Das Magazin für Kunst, Kultur & LebensArt

PETRA KAMMANN, HERAUSGEBERIN · www.feuilletonfrankfurt.de · GEGRÜNDET 2007 VON ERHARD METZ

Alle Artikel zu Bildung · Pisa von innen

Verleihung des „Prix Abibac“ bei der Eröffnung des Frankreichfestes 2018 in Düsseldorf

2018, Juli 9.

FEIER DES DEUTSCH-FRANZÖSISCHEN DOPPELDIPLOMS

v.l.n.r.: Mark-Alexander Schreiweis (Institut français und Jurymitglied), Dominique Genton (Vizepräsident DFK), Juryvorsitzende Petra Kammann, Christiane von der Groeben, Geschäftsführerin DFK), Magali Durrand-Assouly (Proviseure Lycée français de Düsseldorf), Gabriele Patten (Direktorin Luisen-Gymnasium), Johanne Audouze, Jonah Baermann (beide 2. Preis), Daniela Zouikova, (3. Preis)

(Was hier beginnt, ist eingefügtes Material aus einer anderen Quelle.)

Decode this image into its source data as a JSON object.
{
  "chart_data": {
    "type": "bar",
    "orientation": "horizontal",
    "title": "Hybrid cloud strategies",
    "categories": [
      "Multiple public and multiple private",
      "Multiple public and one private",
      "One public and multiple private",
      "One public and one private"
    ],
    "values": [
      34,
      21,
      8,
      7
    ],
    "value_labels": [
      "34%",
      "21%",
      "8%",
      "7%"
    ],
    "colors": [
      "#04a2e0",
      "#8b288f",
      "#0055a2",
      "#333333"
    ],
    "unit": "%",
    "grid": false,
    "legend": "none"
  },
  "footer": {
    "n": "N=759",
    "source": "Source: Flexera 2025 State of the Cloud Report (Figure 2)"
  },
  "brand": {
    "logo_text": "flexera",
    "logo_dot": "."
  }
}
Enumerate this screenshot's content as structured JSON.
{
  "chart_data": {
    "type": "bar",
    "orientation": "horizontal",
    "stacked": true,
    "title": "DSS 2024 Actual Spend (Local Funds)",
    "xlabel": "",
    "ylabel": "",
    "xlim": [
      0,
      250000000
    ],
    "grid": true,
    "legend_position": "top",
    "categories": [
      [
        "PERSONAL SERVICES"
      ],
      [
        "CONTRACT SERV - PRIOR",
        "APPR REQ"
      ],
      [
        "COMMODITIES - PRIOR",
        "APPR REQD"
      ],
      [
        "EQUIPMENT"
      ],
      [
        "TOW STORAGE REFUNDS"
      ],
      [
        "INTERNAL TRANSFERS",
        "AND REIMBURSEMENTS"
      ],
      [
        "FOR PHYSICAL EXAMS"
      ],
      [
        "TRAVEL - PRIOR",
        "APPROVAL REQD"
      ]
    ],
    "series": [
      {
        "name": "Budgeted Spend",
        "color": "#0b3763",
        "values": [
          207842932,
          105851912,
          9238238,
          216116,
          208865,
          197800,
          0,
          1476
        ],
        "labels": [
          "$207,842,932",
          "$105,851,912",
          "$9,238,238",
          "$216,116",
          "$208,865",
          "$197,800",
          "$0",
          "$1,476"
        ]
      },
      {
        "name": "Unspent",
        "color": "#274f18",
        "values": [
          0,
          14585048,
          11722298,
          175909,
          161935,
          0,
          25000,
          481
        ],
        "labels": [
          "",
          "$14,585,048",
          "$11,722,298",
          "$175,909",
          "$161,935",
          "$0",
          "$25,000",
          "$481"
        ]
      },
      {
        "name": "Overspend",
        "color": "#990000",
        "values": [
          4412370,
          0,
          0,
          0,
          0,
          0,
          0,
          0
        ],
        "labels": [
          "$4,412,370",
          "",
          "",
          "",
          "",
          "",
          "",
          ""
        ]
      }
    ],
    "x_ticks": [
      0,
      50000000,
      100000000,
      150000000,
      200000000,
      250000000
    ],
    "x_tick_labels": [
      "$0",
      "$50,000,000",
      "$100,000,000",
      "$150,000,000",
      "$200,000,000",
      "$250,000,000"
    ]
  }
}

„Allez les bleus“! Die Stimmung im Innenhof des Düsseldorfer Rathauses war bestens. Denn im Hintergrund lief die Fußball WM, bei der sich gerade die französische Mannschaft im Viertelfinale gegenüber Uruguay in die nächste Runde gespielt hatte. Da wurde nun schon zum sechsten Mal der begehrte „Prix-AbiBac“ vom Deutsch-Französischen Kreis Düsseldorf an ausgewählte AbiBac-Schüler des Lycée français sowie des Luisen-Gymnasiums, beides Düsseldorfer Schulen mit AbiBac-Zweig, verliehen. Der zeichnet die besten Schüler*innen aus, die aus der Oberstufe des jeweiligen Gymnasiums hervorgegangen sind und sich als „Botschafter“ der jeweils anderen Kultur eignen.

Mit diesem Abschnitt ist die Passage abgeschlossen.